Si nous avons vu Marcelle, parfois, assez souvent même, sous l’effet de la morphine, c’est que ce poison lui était administré par une main criminelle. Inutile, n’est-ce pas, de nommer la coupable ?… On l’a devinée : c’était Iris Claudier.

On se souvient que Mme  de Bienencour avait remis, l’hiver précédent, à sa secrétaire, une prescription pour la morphine, écrite par le Docteur Nippon, en recommandant à la jeune fille d’en prendre bien soin, et la chargeant de faire remplir la prescription elle-même, quand il y aurait lieu ? La bonne dame était loin de se douter qu’elle déposait entre les mains d’une personne sans conscience, sans scrupule et sans cœur, une arme, dont celle-ci se servirait, un jour, contre cette pauvre Marcelle !

Lorsqu’il eut été décidé qu’on irait au Beffroi, passer quelques semaines, Iris, armée de la prescription du Docteur Nippon, se rendit à la pharmacie, et dit au jeune commis, qui était seul, pour le moment :

Mme  de Bienencour désire que vous remplissiez cette prescription, en double, s’il vous plait. Nous partons, cette nuit, pour le nord d’Ontario, dans le district du Nipissingue, et comme nous serons en pleine solitude, loin des médecins et pharmaciens, ma tante veut prendre des précautions contre ses douleurs rhumatismales.
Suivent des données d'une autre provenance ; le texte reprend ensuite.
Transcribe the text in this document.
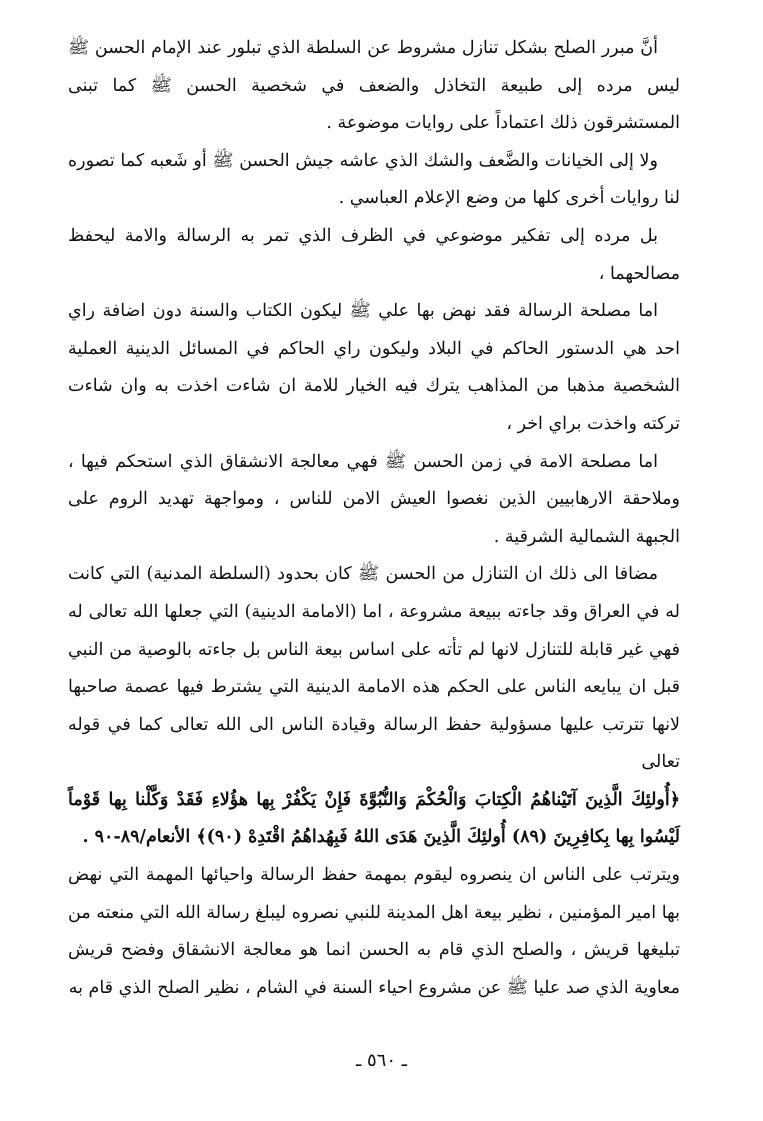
أنَّ مبرر الصلح بشكل تنازل مشروط عن السلطة الذي تبلور عند الإمام الحسن ﷺ ليس مرده إلى طبيعة التخاذل والضعف في شخصية الحسن ﷺ كما تبنى المستشرقون ذلك اعتماداً على روايات موضوعة .

ولا إلى الخيانات والضَّعف والشك الذي عاشه جيش الحسن ﷺ أو شَعبه كما تصوره لنا روايات أخرى كلها من وضع الإعلام العباسي .

بل مرده إلى تفكير موضوعي في الظرف الذي تمر به الرسالة والامة ليحفظ مصالحهما ،

اما مصلحة الرسالة فقد نهض بها علي ﷺ ليكون الكتاب والسنة دون اضافة راي احد هي الدستور الحاكم في البلاد وليكون راي الحاكم في المسائل الدينية العملية الشخصية مذهبا من المذاهب يترك فيه الخيار للامة ان شاءت اخذت به وان شاءت تركته واخذت براي اخر ،

اما مصلحة الامة في زمن الحسن ﷺ فهي معالجة الانشقاق الذي استحكم فيها ، وملاحقة الارهابيين الذين نغصوا العيش الامن للناس ، ومواجهة تهديد الروم على الجبهة الشمالية الشرقية .

مضافا الى ذلك ان التنازل من الحسن ﷺ كان بحدود (السلطة المدنية) التي كانت له في العراق وقد جاءته ببيعة مشروعة ، اما (الامامة الدينية) التي جعلها الله تعالى له فهي غير قابلة للتنازل لانها لم تأته على اساس بيعة الناس بل جاءته بالوصية من النبي قبل ان يبايعه الناس على الحكم هذه الامامة الدينية التي يشترط فيها عصمة صاحبها لانها تترتب عليها مسؤولية حفظ الرسالة وقيادة الناس الى الله تعالى كما في قوله تعالى

﴿أُولئِكَ الَّذِينَ آتَيْناهُمُ الْكِتابَ وَالْحُكْمَ وَالنُّبُوَّةَ فَإِنْ يَكْفُرْ بِها هؤُلاءِ فَقَدْ وَكَّلْنا بِها قَوْماً لَيْسُوا بِها بِكافِرِينَ (٨٩) أُولئِكَ الَّذِينَ هَدَى اللهُ فَبِهُداهُمُ اقْتَدِهْ (٩٠)﴾ الأنعام/٨٩-٩٠ .

ويترتب على الناس ان ينصروه ليقوم بمهمة حفظ الرسالة واحيائها المهمة التي نهض بها امير المؤمنين ، نظير بيعة اهل المدينة للنبي نصروه ليبلغ رسالة الله التي منعته من تبليغها قريش ، والصلح الذي قام به الحسن انما هو معالجة الانشقاق وفضح قريش معاوية الذي صد عليا ﷺ عن مشروع احياء السنة في الشام ، نظير الصلح الذي قام به

ـ ٥٦٠ ـ
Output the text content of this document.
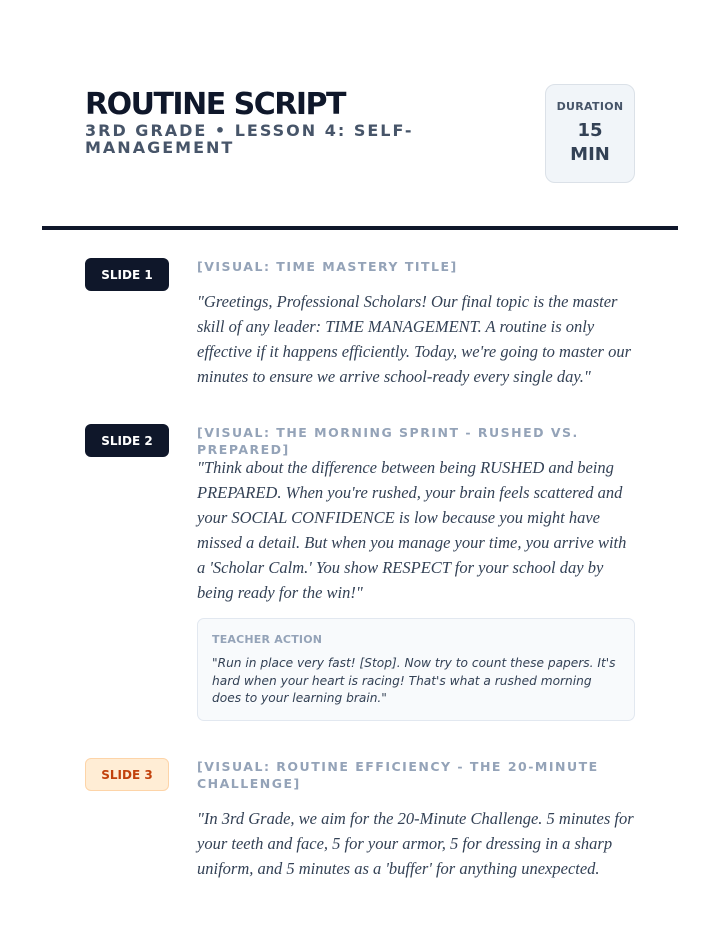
ROUTINE SCRIPT
3RD GRADE • LESSON 4: SELF-MANAGEMENT
DURATION
15 MIN
SLIDE 1
[VISUAL: TIME MASTERY TITLE]
"Greetings, Professional Scholars! Our final topic is the master skill of any leader: TIME MANAGEMENT. A routine is only effective if it happens efficiently. Today, we're going to master our minutes to ensure we arrive school-ready every single day."
SLIDE 2
[VISUAL: THE MORNING SPRINT - RUSHED VS. PREPARED]
"Think about the difference between being RUSHED and being PREPARED. When you're rushed, your brain feels scattered and your SOCIAL CONFIDENCE is low because you might have missed a detail. But when you manage your time, you arrive with a 'Scholar Calm.' You show RESPECT for your school day by being ready for the win!"
TEACHER ACTION
"Run in place very fast! [Stop]. Now try to count these papers. It's hard when your heart is racing! That's what a rushed morning does to your learning brain."
SLIDE 3
[VISUAL: ROUTINE EFFICIENCY - THE 20-MINUTE CHALLENGE]
"In 3rd Grade, we aim for the 20-Minute Challenge. 5 minutes for your teeth and face, 5 for your armor, 5 for dressing in a sharp uniform, and 5 minutes as a 'buffer' for anything unexpected.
— C’est bien, Mlle  Claudier ! répondit le jeune homme. Partez-vous pour longtemps ?

— Pour un mois, peut-être plus.

Munie de deux fioles de morphine, Iris revint aux Terrasses, et lorsqu’on quitta la ville de Québec, cette nuit-là, l’anesthésique était caché sous un monceau de linge, dans son sac de voyage.

La vilaine créature fut tout de suite rassurée sur la manière dont elle administrerait la morphine, car Marcelle avait dit, devant elle, le soir même de son arrivée au Beffroi, qu’elle s’éveillait souvent, au milieu de la nuit, avec une soif dévorante, et pour cette raison, elle gardait toujours, sur une petite table, à la tête de son lit, un verre de limonade.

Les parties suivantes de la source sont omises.